Thursday, September 11, 2008
Fernando Meirelles: Entrevista
Kleber Mendonça Filho
cinemascopio@gmail.com
Ensaio Sobre a Cegueira foi publicado em 1995. Três anos mais tarde, seu autor, o português José Saramago, ganhou o Prêmio Nobel de Literatura. 13 anos depois, o livro vira filme após uma divulgada relutância inicial do seu autor no sentido de liberá-lo para as imagens do cinema, e a adaptação chega pelo olhar do cineasta brasileiro Fernando Meirelles.
A carreira de Meirelles no cinema, depois de anos na TV e na publicidade, vem sendo pontuada por transformações enérgicas de livros em filmes. Reprocessou a narrativa multi-facetada de Paulo Lins sobre a comunidade carioca de Cidade de Deus na descarga de adrenalina hiperativa e ultra-violenta que é a sua versão filmada (2002), já um dos filmes mais importantes da história do cinema brasileiro e o principal diplomata desse cinema no exterior, nesta década.
Sua obra seguinte, O Jardineiro Fiel (The Constant Gardener, Inglaterra/EUA, 2005), fez Meirelles mergulhar no universo do thriller internacional com tintas conspiratórias, a partir do livro do britânico John Le Carré. O resultado foi um produto de mercado surpreendentemente humano sobre a espetacular divisão que existe entre o mundo rico e o mundo pobre.
Ensaio Sobre a Cegueira (Blindness, Brasil/Canadá/Japão, 2008), o filme, estréia esse mês no país depois de abrir o Festival de Cannes, em maio, com uma recepção que dividiu a crítica internacional. Foi em Cannes que eu conversei com Meirelles, dias depois da primeira projeção do filme. Aspecto curioso desse realizador é a sua transparência na conversa com jornalistas, e nessa entrevista ele admitiu uma certa decepção com as primeiras reações ao filme. Falou também sobre adaptar o livro e sobre o papel de São Paulo nas imagens apresentadas de uma história originalmente localizada em lugar nenhum.
Kleber Mendonça Filho - Adaptar uma obra literária sobre cegueira para a mídia cinema. O que lhe levou a crer que isso daria certo?

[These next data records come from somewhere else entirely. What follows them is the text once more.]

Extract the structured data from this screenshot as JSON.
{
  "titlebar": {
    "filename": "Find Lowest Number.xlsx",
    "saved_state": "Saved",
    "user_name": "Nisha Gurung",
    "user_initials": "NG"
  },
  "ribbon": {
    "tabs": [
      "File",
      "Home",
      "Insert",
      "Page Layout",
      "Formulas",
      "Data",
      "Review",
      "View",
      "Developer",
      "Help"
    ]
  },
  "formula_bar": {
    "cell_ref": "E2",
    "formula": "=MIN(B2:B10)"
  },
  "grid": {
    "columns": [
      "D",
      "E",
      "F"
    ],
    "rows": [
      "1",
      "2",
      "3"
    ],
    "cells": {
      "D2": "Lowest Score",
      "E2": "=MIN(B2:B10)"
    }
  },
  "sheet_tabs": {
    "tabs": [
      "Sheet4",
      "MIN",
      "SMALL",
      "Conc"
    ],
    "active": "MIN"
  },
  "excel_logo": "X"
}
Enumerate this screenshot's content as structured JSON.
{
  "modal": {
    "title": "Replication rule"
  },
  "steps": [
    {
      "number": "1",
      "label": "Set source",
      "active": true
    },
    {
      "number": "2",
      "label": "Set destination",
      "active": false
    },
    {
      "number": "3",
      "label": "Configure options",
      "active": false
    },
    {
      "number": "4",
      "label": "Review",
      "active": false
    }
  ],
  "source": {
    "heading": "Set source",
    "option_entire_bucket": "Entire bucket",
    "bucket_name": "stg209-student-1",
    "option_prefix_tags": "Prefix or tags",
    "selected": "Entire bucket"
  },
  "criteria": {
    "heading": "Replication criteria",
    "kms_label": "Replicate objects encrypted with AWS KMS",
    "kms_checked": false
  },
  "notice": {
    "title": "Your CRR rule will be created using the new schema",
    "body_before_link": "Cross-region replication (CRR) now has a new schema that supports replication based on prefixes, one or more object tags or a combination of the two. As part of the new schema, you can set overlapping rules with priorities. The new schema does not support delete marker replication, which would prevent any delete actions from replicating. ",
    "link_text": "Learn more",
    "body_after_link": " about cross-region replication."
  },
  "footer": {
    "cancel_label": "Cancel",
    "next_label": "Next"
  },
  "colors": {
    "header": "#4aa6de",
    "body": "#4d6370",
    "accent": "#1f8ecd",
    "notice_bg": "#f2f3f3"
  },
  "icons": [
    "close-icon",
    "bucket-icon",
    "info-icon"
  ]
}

Fernando Meirelles – Eu não achei que daria certo, é verdade. Eu li o livro há dez ou 11 anos atrás, fiquei muito impressionado e imediatamente fui atrás dos direitos para adquirí-lo através da editora de Saramago no Brasil. Saramago, no entanto, não quis vender, ele me falou que "o cinema destrói a imaginação". Eu simplesmente encerrei o caso. Seis anos depois, Niv Fichman, o produtor, comprou os direitos e, de repente, o projeto voltou para mim. De quatro mil diretores no mundo hoje, porquê eu? Entrei no projeto e voltei aos aspectos que me atraíram ao livro. A fragilidade da civilização, que finge ser sólida e sofisticada, mas que, se algo dá errado, tudo entra em colapso. Basta ler os jornais hoje em dia e vemos que estamos indo nessa direção, o alerta contra Sars, o Tsunami na Ásia, o furacão Katrina, em Nova Orleans. Ao voltar para o livro, percebi no processo de adaptação as muitas camadas da história, que eu tentei explorar no filme.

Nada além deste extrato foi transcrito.